To our sorry groundling minds the old pleasaunce may seem too rich and fantastic, too spectacular, too much idealised. And if to be English one must needs be bourgeois, the objection must stand. Here is developed garden-craft, and development almost invariably means multiplicity of forms and a marked departure from primæval simplicity. Grant, if you will, that Art is carried too far, and Nature not carried far enough in the old garden, yet did it deserve better treatment. Judged both from its human and its artistic side, the place is as loveable as it is pathetic. It has the pathos of all art that survives its creators, the pathos of all abandoned human idols, of all high human endeavour that is blown upon. What is more, it holds, as it were, the spent passion of men of Utopian dreams, the ideal (in one kind) of the spoiled children of culture, the knight-errantry of the Renascence—whose imagination soared after illimitable satisfaction, who were avowedly bent upon transforming the brazen of this world into the golden, to whom desire was but the first step to attainment, and failure an unknown experience.
But even yet some may demur that the interest of the antique garden, as we see it, is due to Nature direct, and not to art-agencies. It is Nature who gives it its artistic qualities of gradation, contrast, play of form and colour, the flicker of sunshine through the foliage, the shadows on the grass—not the master who begot the thing, for has he not been dead, and his vacant orbits choked with clay these two hundred years and more! To him, of course, may be ascribed the primal thought of the place, and, say, some fifty years of active participation in its ordering and culture, but for the rest—for its poetic excitement, for its yearly accesses of beauty—are they not to be credited in full to the lenience of Time and the generous operations of Nature?

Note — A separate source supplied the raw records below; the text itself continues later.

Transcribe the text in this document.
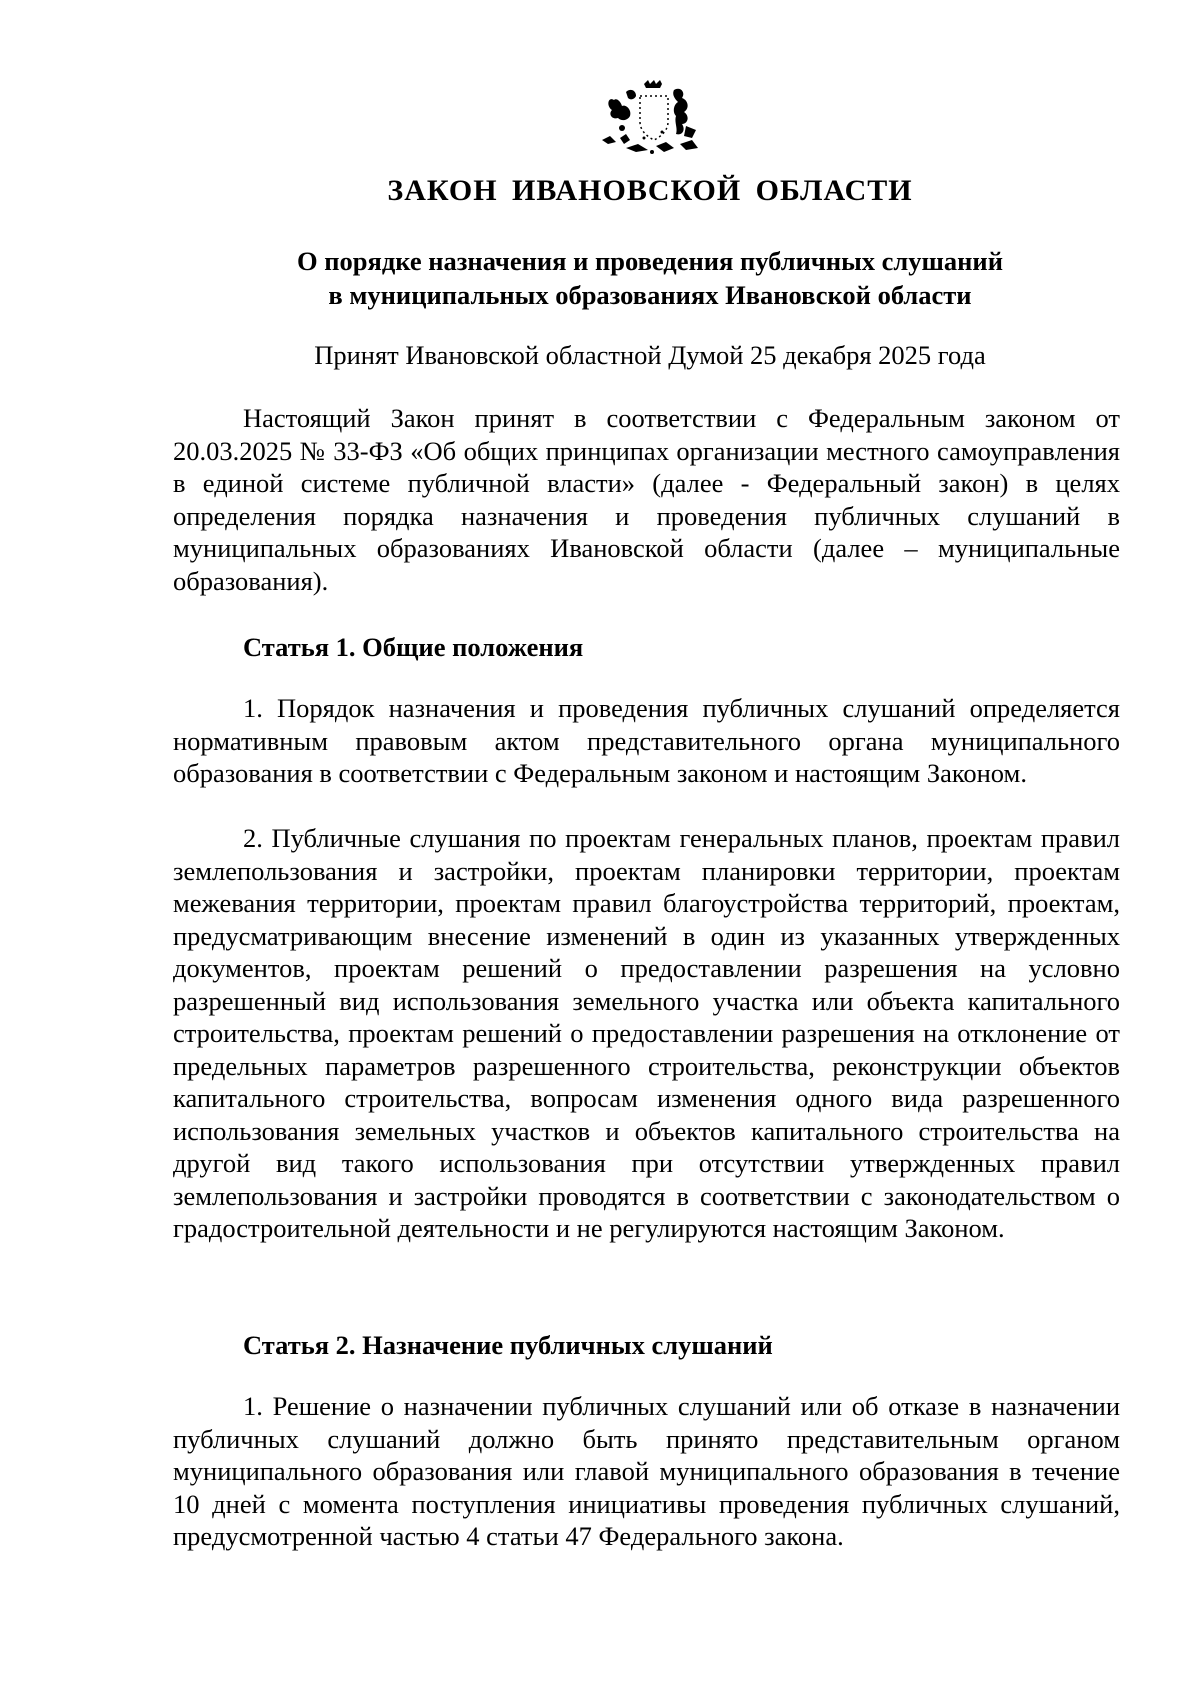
ЗАКОН ИВАНОВСКОЙ ОБЛАСТИ
О порядке назначения и проведения публичных слушаний
в муниципальных образованиях Ивановской области

Принят Ивановской областной Думой 25 декабря 2025 года

Настоящий Закон принят в соответствии с Федеральным законом от 20.03.2025 № 33-ФЗ «Об общих принципах организации местного самоуправления в единой системе публичной власти» (далее - Федеральный закон) в целях определения порядка назначения и проведения публичных слушаний в муниципальных образованиях Ивановской области (далее – муниципальные образования).

Статья 1. Общие положения

1. Порядок назначения и проведения публичных слушаний определяется нормативным правовым актом представительного органа муниципального образования в соответствии с Федеральным законом и настоящим Законом.

2. Публичные слушания по проектам генеральных планов, проектам правил землепользования и застройки, проектам планировки территории, проектам межевания территории, проектам правил благоустройства территорий, проектам, предусматривающим внесение изменений в один из указанных утвержденных документов, проектам решений о предоставлении разрешения на условно разрешенный вид использования земельного участка или объекта капитального строительства, проектам решений о предоставлении разрешения на отклонение от предельных параметров разрешенного строительства, реконструкции объектов капитального строительства, вопросам изменения одного вида разрешенного использования земельных участков и объектов капитального строительства на другой вид такого использования при отсутствии утвержденных правил землепользования и застройки проводятся в соответствии с законодательством о градостроительной деятельности и не регулируются настоящим Законом.

Статья 2. Назначение публичных слушаний

1. Решение о назначении публичных слушаний или об отказе в назначении публичных слушаний должно быть принято представительным органом муниципального образования или главой муниципального образования в течение 10 дней с момента поступления инициативы проведения публичных слушаний, предусмотренной частью 4 статьи 47 Федерального закона.
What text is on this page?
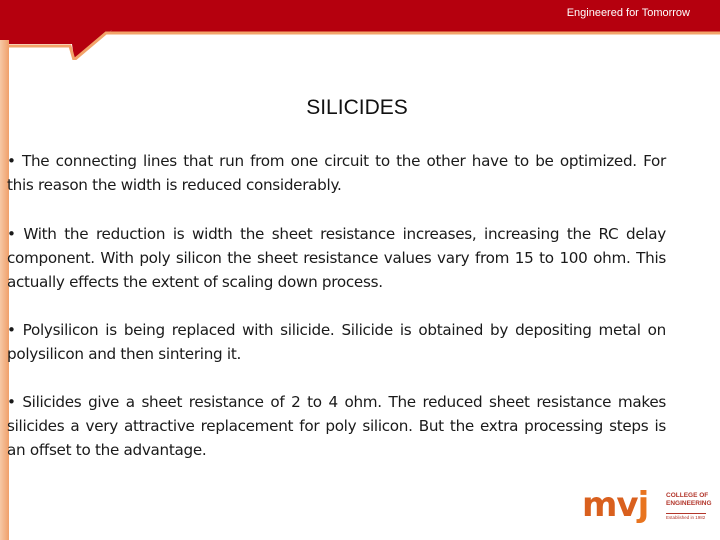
Engineered for Tomorrow
SILICIDES
• The connecting lines that run from one circuit to the other have to be optimized. For this reason the width is reduced considerably.
• With the reduction is width the sheet resistance increases, increasing the RC delay component. With poly silicon the sheet resistance values vary from 15 to 100 ohm. This actually effects the extent of scaling down process.
• Polysilicon is being replaced with silicide. Silicide is obtained by depositing metal on polysilicon and then sintering it.
• Silicides give a sheet resistance of 2 to 4 ohm. The reduced sheet resistance makes silicides a very attractive replacement for poly silicon. But the extra processing steps is an offset to the advantage.
mvj	COLLEGE OF
ENGINEERING
Established in 1982
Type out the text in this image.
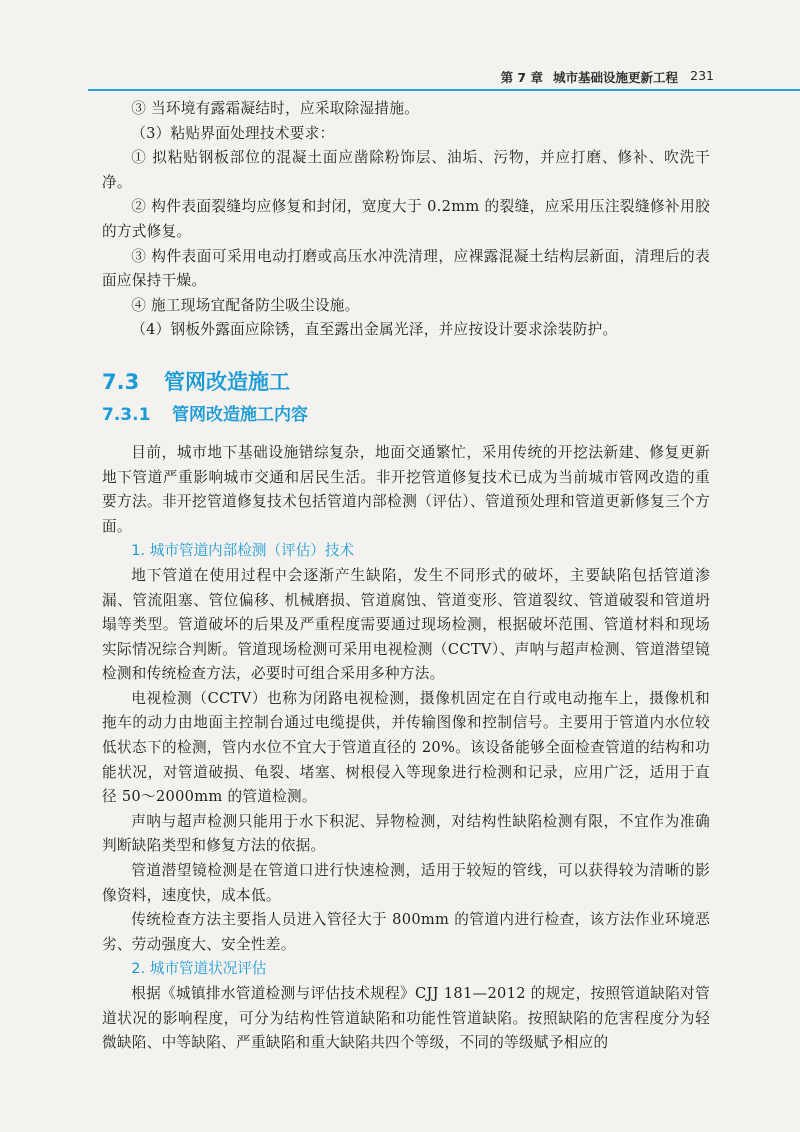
第 7 章 城市基础设施更新工程 231

③ 当环境有露霜凝结时，应采取除湿措施。

（3）粘贴界面处理技术要求：

① 拟粘贴钢板部位的混凝土面应凿除粉饰层、油垢、污物，并应打磨、修补、吹洗干净。

② 构件表面裂缝均应修复和封闭，宽度大于 0.2mm 的裂缝，应采用压注裂缝修补用胶的方式修复。

③ 构件表面可采用电动打磨或高压水冲洗清理，应裸露混凝土结构层新面，清理后的表面应保持干燥。

④ 施工现场宜配备防尘吸尘设施。

（4）钢板外露面应除锈，直至露出金属光泽，并应按设计要求涂装防护。

7.3 管网改造施工
7.3.1 管网改造施工内容

目前，城市地下基础设施错综复杂，地面交通繁忙，采用传统的开挖法新建、修复更新地下管道严重影响城市交通和居民生活。非开挖管道修复技术已成为当前城市管网改造的重要方法。非开挖管道修复技术包括管道内部检测（评估）、管道预处理和管道更新修复三个方面。

1. 城市管道内部检测（评估）技术

地下管道在使用过程中会逐渐产生缺陷，发生不同形式的破坏，主要缺陷包括管道渗漏、管流阻塞、管位偏移、机械磨损、管道腐蚀、管道变形、管道裂纹、管道破裂和管道坍塌等类型。管道破坏的后果及严重程度需要通过现场检测，根据破坏范围、管道材料和现场实际情况综合判断。管道现场检测可采用电视检测（CCTV）、声呐与超声检测、管道潜望镜检测和传统检查方法，必要时可组合采用多种方法。

电视检测（CCTV）也称为闭路电视检测，摄像机固定在自行或电动拖车上，摄像机和拖车的动力由地面主控制台通过电缆提供，并传输图像和控制信号。主要用于管道内水位较低状态下的检测，管内水位不宜大于管道直径的 20%。该设备能够全面检查管道的结构和功能状况，对管道破损、龟裂、堵塞、树根侵入等现象进行检测和记录，应用广泛，适用于直径 50～2000mm 的管道检测。

声呐与超声检测只能用于水下积泥、异物检测，对结构性缺陷检测有限，不宜作为准确判断缺陷类型和修复方法的依据。

管道潜望镜检测是在管道口进行快速检测，适用于较短的管线，可以获得较为清晰的影像资料，速度快，成本低。

传统检查方法主要指人员进入管径大于 800mm 的管道内进行检查，该方法作业环境恶劣、劳动强度大、安全性差。

2. 城市管道状况评估

根据《城镇排水管道检测与评估技术规程》CJJ 181—2012 的规定，按照管道缺陷对管道状况的影响程度，可分为结构性管道缺陷和功能性管道缺陷。按照缺陷的危害程度分为轻微缺陷、中等缺陷、严重缺陷和重大缺陷共四个等级，不同的等级赋予相应的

Grant all that should rightly be granted to the disaffected grumbler, and yet, in Mr Lowell's words for another, yet a parallel case, I plead that "Poets are always entitled to a royalty on whatever we find in their works; for these fine creations as truly build themselves up in the brain as they are built up with deliberate thought." If a garden owed none of its characteristics to its maker, if it had not expressed the mind of its designer, why the essential differences of the garden of this style and of that! Properly speaking, the music of all gardens is framed out of the same simple gamut of Nature's notes—it is but one music poured from myriad lips—yet out of the use of the same raw elements what a variety of tunes can be made, each tune complete in itself! And it is because we may identify the maker in his work; because, like the unfinished air, abruptly brought to a close at the master's death, the place is much as it was first schemed, one is jealous for the honour of the man whose eye prophesied its ultimate magic even as he initiated its plan, and drafted its lines.
Many an English house has been hopelessly vulgarised and beggared by the banishment of the old pleasaunces of the days of Elizabeth, or of the Jameses and Charleses, and their wholesale demolition there and then struck a blow at English gardening from which it has not yet recovered. It may be admitted that, in the case of an individual garden here and there, the violation of these relics may be condoned on the heathen principle of tit for tat, because Art had, in the first instance, so to speak, turned her back on some fair landscape that Providence had provided upon the site, preferring to focus man's eye within rather than without the garden's bounds, therefore the vengeance is merited. Yet, where change was desirable, it had been better to modify than to destroy.